The above investigators also "recovered" unpublished data from the Sydney Diet Heart Study (1966-73) where the results of the trial was not fully reported. Ramsden commented: "Our recovery and 2013 publication of previously unpublished data from the Sydney Diet Heart Study (SDHS, 1966-73) belatedly showed that replacement of saturated fat with vegetable oil rich in linoleic acid significantly increased the risks of death from coronary heart disease and all causes, despite lowering serum cholesterol."

Critical points arise from this study:
(1) Key findings from landmark randomized controlled trials including the Sydney Diet Heart Study and the Minnesota Coronary Experiment were not fully published.
(2) Participants who had greater reductions in cholesterol levels had a higher, rather than lower, risk of death.

The question must be asked: "Why did the original investigators suppress this information?"

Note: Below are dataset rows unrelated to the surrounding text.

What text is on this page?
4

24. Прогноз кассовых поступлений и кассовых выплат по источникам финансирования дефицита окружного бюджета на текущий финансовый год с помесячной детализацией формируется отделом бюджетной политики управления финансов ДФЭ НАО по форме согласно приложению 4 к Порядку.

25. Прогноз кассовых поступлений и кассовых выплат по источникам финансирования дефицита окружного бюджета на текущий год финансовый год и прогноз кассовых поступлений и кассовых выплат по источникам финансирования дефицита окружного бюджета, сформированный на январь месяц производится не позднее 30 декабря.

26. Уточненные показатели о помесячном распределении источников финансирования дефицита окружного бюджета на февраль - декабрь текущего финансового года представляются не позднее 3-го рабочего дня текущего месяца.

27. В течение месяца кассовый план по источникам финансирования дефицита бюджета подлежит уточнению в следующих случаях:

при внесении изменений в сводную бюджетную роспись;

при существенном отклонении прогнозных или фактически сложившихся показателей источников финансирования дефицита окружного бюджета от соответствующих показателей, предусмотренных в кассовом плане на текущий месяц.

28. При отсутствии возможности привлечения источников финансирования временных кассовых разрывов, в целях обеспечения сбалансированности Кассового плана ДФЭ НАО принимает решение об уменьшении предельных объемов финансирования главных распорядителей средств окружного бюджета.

Is it because the results of the studies were clearly at odds with their beliefs?

Ramsden concluded: "It is interesting to speculate whether complete publication of randomized controlled trial results might have altered key policy decisions promoting replacement of saturated fat with linoleic acid rich oils (such as the 1977 McGovern report and National Cholesterol Education Program (1984-85) or contributed to a shift in research priorities."